As in the case of modernist inspiration from “primitive” art, the neomodernist interpenetration of past, present, and future opens the floodgates for new genres of artistic production: retromodernism, archeomodernism, reenactments, replicas, the use of obsolete technologies, commemorative works, all under the aegis of a response to “presentism.” In the exhibition text for her The Moderns show, Christov-Bakargiev approvingly noted: “Today, a growing number of artists round the world are referring to modernism or using icons of modernity as narratives and fictions in their artworks.”

And so we found, nine years later at Documenta 13, the following:
Retromodernist works that redeployed artefacts and obsolete technologies from the 1950s through 1970s:
-Love Letters_1.0 by David Link (Alexander Ochs, Galleries, Berlin/Beijing) retold the story of “strange love letters” that appeared on a university computer department in the 1950s, spatializing this narrative in an array of vintage cathode ray tubes, paper-roll printouts, and an information corner furnished with current computers (tastefully disguised) and a 1960s Giroflex office chair.

David Link (exhibition view)
-Dora Garcia's local television project Die Klau Mich Show, deploying a 1970s-ish set design consisting of molded white plastic furniture, seats and tables with tulip bases, and ever-present Elvis soundtack.

-Thomas Bayrle's automaton/sound sculptures based on vintage motors and mechanical devices.
Thomas Bayrle (detail)
A softmodernist presentation of works: not in the white sepulcher of the museum but instead, according to the plan of the curator, in wooden white cube “houses,” formatted the size of art-fair booths, pastorally deployed at different locations across the eighteenth-century Karlsaue Park. (There were twice as many art in public space projects that required tickets to see them as there were that didn't).

Other modernisms: École de Paris with Julio Gonzáles; surrealism (which ceased to be an avant-garde group, at the very latest, by the late 1920s, when André Breton declared it was an art) with Maria Martins and Salvador Dalí; Norwegian modernism with Aase Texmon Rygh.

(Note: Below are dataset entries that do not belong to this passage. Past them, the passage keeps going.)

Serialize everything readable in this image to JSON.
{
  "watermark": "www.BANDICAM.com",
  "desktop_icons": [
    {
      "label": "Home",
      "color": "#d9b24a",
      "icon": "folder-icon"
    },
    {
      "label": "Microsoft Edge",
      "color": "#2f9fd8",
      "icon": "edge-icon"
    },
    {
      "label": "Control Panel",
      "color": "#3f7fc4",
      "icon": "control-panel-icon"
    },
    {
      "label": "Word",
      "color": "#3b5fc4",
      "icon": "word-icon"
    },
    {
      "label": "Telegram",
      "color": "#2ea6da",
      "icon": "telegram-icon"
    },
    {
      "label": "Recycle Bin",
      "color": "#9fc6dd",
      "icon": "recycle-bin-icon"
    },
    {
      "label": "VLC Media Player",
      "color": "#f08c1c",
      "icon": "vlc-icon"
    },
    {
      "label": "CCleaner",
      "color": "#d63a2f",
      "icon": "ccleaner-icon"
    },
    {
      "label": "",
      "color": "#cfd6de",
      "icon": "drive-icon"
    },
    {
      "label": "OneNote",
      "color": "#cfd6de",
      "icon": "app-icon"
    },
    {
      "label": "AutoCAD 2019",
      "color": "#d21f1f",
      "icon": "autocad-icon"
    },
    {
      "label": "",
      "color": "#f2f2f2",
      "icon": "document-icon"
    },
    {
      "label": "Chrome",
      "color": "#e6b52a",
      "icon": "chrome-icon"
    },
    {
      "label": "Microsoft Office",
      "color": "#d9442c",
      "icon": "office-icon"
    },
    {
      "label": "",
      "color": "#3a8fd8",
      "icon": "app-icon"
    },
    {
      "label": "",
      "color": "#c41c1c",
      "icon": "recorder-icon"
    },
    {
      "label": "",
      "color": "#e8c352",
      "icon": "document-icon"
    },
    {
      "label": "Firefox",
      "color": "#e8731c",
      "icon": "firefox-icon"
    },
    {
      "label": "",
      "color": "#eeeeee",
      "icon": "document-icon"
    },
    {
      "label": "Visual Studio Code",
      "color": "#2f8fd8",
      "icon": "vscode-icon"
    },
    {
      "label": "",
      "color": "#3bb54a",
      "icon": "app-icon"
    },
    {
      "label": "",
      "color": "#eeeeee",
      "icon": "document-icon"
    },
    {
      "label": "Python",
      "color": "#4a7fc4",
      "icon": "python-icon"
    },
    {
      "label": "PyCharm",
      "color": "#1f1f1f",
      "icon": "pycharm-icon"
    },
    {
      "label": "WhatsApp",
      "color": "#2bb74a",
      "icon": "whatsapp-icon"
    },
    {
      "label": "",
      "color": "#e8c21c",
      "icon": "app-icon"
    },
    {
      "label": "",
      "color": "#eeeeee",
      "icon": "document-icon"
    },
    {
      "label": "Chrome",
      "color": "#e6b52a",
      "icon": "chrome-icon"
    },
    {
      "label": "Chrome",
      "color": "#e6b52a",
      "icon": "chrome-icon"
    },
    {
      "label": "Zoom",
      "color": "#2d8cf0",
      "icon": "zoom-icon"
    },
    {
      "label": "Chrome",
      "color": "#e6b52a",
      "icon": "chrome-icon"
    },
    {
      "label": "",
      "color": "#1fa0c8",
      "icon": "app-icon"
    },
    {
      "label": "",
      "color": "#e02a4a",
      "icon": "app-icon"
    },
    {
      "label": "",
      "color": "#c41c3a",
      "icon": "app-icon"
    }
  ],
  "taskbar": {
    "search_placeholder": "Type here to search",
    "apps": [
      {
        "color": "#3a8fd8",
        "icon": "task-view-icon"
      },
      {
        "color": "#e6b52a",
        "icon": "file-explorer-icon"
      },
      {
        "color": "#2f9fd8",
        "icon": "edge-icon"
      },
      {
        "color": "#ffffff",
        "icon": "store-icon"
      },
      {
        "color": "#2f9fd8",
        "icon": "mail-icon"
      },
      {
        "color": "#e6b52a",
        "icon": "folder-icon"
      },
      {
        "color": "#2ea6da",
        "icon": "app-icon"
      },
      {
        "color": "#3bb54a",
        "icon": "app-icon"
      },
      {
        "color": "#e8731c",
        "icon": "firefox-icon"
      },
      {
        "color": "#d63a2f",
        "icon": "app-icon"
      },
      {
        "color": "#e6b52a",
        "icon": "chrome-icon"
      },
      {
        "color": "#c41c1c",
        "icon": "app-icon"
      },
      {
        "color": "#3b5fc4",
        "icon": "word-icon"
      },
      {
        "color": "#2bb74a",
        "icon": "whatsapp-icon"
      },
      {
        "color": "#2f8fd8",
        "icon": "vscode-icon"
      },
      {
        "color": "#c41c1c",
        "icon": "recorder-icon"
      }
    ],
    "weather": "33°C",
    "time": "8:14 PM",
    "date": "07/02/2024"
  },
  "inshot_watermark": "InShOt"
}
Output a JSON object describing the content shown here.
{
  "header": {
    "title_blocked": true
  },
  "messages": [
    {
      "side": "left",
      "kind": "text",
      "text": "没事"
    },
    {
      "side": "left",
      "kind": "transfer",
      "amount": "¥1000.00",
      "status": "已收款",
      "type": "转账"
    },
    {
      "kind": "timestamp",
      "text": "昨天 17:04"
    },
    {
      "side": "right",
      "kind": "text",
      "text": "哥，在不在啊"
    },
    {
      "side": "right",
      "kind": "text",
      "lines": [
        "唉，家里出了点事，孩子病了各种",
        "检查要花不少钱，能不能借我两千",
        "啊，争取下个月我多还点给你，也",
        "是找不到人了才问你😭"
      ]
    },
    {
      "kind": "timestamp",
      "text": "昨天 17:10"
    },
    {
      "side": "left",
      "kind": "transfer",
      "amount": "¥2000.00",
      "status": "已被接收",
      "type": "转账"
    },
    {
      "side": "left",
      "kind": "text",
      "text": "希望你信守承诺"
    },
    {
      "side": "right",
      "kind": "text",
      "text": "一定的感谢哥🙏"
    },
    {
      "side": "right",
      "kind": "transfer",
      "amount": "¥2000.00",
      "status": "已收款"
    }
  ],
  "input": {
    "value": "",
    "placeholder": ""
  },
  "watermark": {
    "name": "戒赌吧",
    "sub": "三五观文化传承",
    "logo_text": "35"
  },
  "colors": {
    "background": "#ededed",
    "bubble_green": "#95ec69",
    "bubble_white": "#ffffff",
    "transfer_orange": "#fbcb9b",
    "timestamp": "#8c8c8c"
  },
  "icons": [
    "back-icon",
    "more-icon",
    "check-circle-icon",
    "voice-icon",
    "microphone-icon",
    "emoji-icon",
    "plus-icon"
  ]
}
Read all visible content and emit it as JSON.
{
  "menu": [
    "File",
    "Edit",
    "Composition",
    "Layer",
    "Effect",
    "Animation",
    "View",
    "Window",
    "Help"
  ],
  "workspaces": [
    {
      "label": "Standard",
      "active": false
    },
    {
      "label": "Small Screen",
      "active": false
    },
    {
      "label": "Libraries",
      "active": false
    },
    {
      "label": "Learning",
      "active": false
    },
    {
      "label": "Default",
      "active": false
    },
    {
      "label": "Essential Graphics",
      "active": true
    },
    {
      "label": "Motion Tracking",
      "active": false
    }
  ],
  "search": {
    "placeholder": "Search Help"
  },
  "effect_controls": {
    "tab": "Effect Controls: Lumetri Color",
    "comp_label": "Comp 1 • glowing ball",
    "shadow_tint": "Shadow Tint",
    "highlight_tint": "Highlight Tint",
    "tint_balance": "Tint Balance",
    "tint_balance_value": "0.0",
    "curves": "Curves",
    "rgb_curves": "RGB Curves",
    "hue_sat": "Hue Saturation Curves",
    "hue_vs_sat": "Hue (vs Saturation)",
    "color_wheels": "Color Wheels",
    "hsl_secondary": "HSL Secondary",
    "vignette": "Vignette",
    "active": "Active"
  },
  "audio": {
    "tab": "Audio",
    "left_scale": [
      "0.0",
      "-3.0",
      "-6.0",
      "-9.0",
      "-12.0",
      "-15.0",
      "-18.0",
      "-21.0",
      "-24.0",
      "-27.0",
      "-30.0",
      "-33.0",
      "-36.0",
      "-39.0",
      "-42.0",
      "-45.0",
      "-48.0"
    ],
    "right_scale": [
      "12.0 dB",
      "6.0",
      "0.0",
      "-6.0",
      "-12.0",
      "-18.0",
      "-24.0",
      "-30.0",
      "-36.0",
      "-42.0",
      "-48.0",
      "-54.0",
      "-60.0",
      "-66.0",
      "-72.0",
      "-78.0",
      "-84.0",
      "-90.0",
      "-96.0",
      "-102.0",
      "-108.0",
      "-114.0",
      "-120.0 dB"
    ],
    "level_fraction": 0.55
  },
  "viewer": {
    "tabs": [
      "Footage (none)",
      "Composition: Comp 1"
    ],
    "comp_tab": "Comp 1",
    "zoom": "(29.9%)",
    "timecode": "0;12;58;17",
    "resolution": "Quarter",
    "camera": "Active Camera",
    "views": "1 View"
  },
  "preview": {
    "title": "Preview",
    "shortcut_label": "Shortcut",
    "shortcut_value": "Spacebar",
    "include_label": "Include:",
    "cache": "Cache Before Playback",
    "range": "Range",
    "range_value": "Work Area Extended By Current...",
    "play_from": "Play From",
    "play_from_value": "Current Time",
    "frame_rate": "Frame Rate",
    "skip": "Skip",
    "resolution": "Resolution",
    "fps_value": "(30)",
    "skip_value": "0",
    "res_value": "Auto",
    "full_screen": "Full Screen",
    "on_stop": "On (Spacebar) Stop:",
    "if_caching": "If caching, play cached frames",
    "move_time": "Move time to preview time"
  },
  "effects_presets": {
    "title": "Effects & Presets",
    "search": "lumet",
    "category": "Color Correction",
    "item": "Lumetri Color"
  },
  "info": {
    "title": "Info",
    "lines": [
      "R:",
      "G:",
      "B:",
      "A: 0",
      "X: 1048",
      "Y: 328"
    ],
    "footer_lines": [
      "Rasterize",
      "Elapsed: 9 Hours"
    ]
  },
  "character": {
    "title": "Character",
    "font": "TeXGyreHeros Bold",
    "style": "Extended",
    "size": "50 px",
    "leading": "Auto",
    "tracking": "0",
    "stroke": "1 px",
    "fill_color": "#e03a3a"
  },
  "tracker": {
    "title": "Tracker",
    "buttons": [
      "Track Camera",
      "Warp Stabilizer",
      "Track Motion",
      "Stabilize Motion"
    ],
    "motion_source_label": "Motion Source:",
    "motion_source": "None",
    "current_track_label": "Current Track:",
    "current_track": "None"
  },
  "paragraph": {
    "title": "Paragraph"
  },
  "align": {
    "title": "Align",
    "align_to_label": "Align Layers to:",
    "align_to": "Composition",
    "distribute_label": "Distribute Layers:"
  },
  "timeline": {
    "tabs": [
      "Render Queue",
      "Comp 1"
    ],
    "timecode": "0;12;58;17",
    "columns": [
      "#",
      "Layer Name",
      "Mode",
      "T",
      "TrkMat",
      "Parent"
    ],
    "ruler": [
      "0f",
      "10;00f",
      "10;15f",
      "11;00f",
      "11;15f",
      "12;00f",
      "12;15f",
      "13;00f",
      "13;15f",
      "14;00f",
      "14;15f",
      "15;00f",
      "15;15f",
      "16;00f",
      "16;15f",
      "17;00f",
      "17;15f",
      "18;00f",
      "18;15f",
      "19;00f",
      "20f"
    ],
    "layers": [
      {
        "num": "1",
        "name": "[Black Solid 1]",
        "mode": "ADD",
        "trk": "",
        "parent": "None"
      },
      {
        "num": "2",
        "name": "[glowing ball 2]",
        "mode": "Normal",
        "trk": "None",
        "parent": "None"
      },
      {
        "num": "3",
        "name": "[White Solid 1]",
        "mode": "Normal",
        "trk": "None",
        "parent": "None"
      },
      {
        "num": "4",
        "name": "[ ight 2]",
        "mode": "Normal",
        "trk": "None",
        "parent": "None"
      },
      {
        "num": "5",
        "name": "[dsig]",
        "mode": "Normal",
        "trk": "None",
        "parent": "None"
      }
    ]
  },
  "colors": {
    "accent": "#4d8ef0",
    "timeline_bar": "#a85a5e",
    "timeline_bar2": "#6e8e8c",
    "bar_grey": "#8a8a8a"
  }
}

Aase Texmon Rygh (exhibition view)
Commemorative works by: curator Christov-Bakargiev (commemorating Korbinian Aigner by planting an apple tree named after him), Mark Dion (commemorating the Schildbach Xylotheque), Julie Mehretu (commemorating “revolutionary squares”), Dora Garcia (commemorating post-'68 “radicalism in society”), Sanja Ivekovic (commemorating “individuals who have resisted injustice and oppression”), Jeronimo Voss (commemorating the Paris Commune), Javier Téllez (commemorating Artaud's 1936 trip to Mexico).

Archeomodernist works that harkened back to or redeployed artefacts and technologies from past centuries:
-Toril Johannessen (Hillary Crisp Gallery, London) who installed a sculpture based on a 1700 magic lantern, enlarging the original over ten-fold. This petroleum-powered construction projected an image of the sun, creating, so the Guidebook, a “self-referential energy system.”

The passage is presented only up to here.